JAMES HOSTY – THE INCREDIBLE COUNTER-INTELLIGENCE AGENT
James Hosty’s 1996 Kostikov-LHO fiction portrays LHO as a super-spy who had traveled to the Soviet Embassy in Mexico City in order to plot with the KGB to kill JFK. Let's see how this fiction played out.
On the afternoon of 11/22/1963, when all hell was breaking loose in Dallas, Hosty went to the Dallas Police Station, and at 4:24 PM, he saw LHO’s black address book. It had Hosty’s name, telephone number and car license plate number. Hosty wrote the following:
“...What in the Sam Hill is my name doing in Oswald’s address book? Then it hit me...I had met Oswald’s wife on November 1st and 5th. During the first visit, I had given Marina’s friend Ruth Paine my office telephone number and name…Ruth later learned from Marina that Lee gave her explicit instructions to get my car tag number if I returned. When I returned on November 5th, Marina quietly sneaked out of the house while Ruth was talking to me and wrote down my license plate number.” (Hosty, 1996, Assignment Oswald, p. 27)
Hosty told true history in that snippet. Marina Oswald herself admitted to every word of that account. Then, Hosty remembered a little more. At 10 AM on 11/23/1963, he remembered:
“Ruth said, ‘After your second visit, Mr. Hosty, Lee came home again for the long Veterans’ Day weekend...and I came across a handwritten letter from Lee to the Soviet Embassy.’ ‘Do you still have it?’ I asked, ‘trying not to sound too anxious. ‘Sure, let me get it...’ (Hosty, ibid. p. 40)
By the way -- Hosty honestly yet mistakenly believed that Ruth had given him LHO’s original handwritten letter. In her WC testimony, however, Ruth set the record straight; the copy she gave to Hosty was her own handwritten copy. Ruth further supposed that since LHO’s original letter had quickly become CE 130, it was probably found in Oswald’s room at 1026 North Beckley.
Be that as it may, Hosty here speaks of meeting Ruth Paine on the morning after the JFK Assassination.

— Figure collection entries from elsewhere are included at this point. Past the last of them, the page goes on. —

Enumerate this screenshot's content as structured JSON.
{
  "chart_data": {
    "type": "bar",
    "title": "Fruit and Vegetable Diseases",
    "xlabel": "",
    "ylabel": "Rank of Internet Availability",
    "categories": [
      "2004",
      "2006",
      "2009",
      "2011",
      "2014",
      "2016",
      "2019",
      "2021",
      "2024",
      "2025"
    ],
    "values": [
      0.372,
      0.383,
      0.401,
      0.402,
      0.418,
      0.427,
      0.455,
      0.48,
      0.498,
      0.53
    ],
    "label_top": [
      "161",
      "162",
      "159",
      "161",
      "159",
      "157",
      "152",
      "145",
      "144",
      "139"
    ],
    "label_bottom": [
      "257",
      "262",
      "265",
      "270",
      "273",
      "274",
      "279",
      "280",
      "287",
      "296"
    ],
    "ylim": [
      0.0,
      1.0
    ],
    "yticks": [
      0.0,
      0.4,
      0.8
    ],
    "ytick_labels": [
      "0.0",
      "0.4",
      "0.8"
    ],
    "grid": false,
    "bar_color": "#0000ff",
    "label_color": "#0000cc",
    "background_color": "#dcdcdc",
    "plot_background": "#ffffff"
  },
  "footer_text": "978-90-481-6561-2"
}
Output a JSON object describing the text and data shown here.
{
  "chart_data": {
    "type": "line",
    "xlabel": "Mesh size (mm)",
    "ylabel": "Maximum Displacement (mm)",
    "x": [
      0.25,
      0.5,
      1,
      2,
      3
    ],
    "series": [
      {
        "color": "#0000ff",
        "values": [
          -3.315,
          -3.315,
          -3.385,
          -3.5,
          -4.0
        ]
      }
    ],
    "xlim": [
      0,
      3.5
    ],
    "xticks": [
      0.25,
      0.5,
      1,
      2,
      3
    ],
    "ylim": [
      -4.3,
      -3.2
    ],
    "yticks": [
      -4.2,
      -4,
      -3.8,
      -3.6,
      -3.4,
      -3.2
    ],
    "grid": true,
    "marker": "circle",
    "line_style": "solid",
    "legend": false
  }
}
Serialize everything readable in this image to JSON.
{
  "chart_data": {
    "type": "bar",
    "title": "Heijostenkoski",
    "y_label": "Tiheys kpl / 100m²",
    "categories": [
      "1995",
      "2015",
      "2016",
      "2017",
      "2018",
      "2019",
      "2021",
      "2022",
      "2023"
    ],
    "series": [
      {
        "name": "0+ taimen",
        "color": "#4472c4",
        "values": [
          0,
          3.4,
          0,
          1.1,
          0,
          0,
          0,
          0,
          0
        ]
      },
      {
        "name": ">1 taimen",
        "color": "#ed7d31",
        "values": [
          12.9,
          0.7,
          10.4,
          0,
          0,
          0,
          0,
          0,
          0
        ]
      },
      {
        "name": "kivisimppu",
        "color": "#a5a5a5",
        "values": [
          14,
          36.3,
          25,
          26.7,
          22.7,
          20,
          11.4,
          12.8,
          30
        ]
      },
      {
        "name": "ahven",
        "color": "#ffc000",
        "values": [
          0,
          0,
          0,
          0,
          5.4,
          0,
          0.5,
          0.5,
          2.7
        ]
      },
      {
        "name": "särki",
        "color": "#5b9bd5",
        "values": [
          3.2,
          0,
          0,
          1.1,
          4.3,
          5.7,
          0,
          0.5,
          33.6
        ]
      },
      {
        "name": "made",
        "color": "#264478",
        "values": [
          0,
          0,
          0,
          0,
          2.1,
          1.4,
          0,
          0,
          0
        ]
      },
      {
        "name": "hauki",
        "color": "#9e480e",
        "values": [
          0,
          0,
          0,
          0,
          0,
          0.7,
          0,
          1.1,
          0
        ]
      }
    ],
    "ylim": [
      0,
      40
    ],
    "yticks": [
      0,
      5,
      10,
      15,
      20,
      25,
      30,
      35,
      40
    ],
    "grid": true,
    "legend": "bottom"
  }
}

From his words, one may easily get the impression that Hosty had never seen the "Mexico City Letter" before Ruth offered it to him here. In his 1975 sworn statement to the FBI, however, Hosty said that he that he had seen the "Mexico City Letter" shortly before meeting LHO for the first time -- about four hours after JFK was assassinated.
In my opinion, it is even likely that James Hosty saw the “Mexico City Letter” soon after the FBI had first intercepted it in a New York post office on November 12, 1963. As for linking the names of Kostikov and LHO in Mexico City, Hosty himself admitted in his 1996 book that he had learned of it a full month before the JFK Assassination.
Not under oath to the Warren Commission, but years later, James Hosty pretended that the "Mexico City Letter" was solid proof of his conspiracy theory. Actually, however, one must read the "Mexico City Letter" with a measure of naïveté in order to accept Hosty's late interpretation of it. I think my reading of the letter above, makes this clear.